1964年10月31日、NYのフィルハーモニック・ホールで行われ、「ハロウィーン・コンサート」として知られた海賊盤でもおなじみの音源。時期としては4作目の"Another Side Of Bob Dylan"(64年6月9日録音、8月8日発表)の後で、5作目の"Bringing It All Back Home"(65年1月14,15日録音、3月22日発表)の前にあたる。(ちなみにフォーク・ファンからのブーイングを浴びたニューポート・フォーク・フェスティバルは65年7月。)

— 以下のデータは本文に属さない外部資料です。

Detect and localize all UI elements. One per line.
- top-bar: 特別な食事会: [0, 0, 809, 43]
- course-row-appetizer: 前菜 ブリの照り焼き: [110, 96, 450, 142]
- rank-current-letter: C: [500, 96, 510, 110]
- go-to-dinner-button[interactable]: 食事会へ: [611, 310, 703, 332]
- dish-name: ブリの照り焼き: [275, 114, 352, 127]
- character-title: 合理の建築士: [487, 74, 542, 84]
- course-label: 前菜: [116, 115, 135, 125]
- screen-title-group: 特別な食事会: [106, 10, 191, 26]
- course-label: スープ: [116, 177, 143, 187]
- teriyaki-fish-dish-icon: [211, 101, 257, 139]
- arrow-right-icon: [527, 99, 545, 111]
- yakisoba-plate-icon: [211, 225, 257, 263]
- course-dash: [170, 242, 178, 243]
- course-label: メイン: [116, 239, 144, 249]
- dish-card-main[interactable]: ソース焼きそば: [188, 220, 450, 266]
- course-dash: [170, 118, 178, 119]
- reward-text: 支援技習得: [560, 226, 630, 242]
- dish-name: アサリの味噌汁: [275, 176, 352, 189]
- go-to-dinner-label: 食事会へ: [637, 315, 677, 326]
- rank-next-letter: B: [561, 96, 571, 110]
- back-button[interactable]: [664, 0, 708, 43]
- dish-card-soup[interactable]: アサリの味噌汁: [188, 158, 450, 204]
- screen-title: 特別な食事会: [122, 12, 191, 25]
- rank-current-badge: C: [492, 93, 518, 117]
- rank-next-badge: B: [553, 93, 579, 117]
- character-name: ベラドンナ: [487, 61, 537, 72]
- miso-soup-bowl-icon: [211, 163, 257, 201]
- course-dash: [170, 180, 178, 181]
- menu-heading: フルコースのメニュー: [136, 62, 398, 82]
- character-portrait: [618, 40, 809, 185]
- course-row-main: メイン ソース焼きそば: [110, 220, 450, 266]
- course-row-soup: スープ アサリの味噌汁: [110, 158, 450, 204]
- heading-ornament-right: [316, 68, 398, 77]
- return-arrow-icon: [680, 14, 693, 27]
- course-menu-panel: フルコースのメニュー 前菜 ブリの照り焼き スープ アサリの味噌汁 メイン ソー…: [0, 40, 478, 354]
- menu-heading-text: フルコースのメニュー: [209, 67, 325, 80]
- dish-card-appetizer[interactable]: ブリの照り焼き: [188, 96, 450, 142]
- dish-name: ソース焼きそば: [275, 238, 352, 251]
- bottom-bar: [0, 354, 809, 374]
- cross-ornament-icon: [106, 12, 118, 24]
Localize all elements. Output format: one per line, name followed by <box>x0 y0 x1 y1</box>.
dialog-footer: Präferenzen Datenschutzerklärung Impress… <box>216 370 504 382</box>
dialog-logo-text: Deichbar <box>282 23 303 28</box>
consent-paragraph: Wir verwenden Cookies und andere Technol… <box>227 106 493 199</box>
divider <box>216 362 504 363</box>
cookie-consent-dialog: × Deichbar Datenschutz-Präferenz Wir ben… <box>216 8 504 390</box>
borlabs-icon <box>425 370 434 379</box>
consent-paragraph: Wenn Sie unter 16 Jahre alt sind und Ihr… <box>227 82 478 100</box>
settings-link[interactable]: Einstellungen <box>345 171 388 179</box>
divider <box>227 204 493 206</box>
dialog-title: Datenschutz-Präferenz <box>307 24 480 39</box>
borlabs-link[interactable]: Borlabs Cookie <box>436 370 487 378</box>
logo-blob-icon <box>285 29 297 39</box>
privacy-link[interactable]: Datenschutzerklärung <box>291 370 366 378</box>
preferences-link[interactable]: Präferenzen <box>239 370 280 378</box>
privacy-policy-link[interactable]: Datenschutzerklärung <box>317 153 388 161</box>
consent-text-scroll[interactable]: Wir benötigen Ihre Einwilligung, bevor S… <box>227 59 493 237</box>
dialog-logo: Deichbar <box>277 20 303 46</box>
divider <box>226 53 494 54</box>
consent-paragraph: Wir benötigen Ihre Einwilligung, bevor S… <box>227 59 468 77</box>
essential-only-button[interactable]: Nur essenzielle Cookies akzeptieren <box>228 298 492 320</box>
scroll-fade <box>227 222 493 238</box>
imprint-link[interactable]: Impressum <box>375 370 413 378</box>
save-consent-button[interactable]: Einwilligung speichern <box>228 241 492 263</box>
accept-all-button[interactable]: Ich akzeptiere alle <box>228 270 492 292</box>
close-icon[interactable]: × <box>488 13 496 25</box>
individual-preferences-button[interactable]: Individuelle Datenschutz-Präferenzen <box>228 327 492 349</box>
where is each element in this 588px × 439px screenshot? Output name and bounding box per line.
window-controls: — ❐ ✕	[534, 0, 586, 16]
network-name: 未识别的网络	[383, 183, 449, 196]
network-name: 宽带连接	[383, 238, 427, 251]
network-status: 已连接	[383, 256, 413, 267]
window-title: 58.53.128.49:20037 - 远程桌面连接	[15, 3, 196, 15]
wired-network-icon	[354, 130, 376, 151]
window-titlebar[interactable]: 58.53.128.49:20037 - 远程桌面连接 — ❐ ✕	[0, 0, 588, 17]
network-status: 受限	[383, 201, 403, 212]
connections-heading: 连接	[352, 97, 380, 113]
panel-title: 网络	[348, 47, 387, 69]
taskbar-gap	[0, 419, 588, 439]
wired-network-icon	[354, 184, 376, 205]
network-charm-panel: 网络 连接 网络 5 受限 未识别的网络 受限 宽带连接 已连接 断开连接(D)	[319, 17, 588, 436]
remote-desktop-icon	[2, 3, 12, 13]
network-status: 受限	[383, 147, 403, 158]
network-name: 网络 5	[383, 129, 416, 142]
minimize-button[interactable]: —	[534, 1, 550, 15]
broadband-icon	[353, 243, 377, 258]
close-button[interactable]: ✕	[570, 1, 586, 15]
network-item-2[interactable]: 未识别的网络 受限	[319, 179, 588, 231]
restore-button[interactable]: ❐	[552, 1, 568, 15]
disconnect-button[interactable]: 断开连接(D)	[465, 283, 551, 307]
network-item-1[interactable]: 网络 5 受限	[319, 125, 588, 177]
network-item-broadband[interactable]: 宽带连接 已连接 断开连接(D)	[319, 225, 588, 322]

このコンサートはディランの生ギターのみで、歌や演奏も安定している。聴衆との関係は非常に親密で、ディランの語り掛けに対していちいち暖かく大きな反応がある。("I Don't Beleive You"では、延々と歌なしでギターを弾いたかと思うと、ぱたっと演奏をやめて「歌詞が分からない」「1番の歌詞はどうだったっけ?」というと客から答えがあったりする。)ほか、まだ未発表の5作目の曲も3曲歌っているのも興味深い。また最後の方でジョーン・バエズも飛び入りし、盛り上がるのも聴きどころ。
初心者に勧める内容ではないが(当然オリジナル・アルバムから聴くべきなので)、ファンには待望のオフィシャル化。
オリジナル・アルバムで歌詞を知っている人は輸入盤でもいいと思うけど、これまでの"Bootleg Series"は日本語の解説・対訳が結構良かったので、日本盤を敢えて勧めます。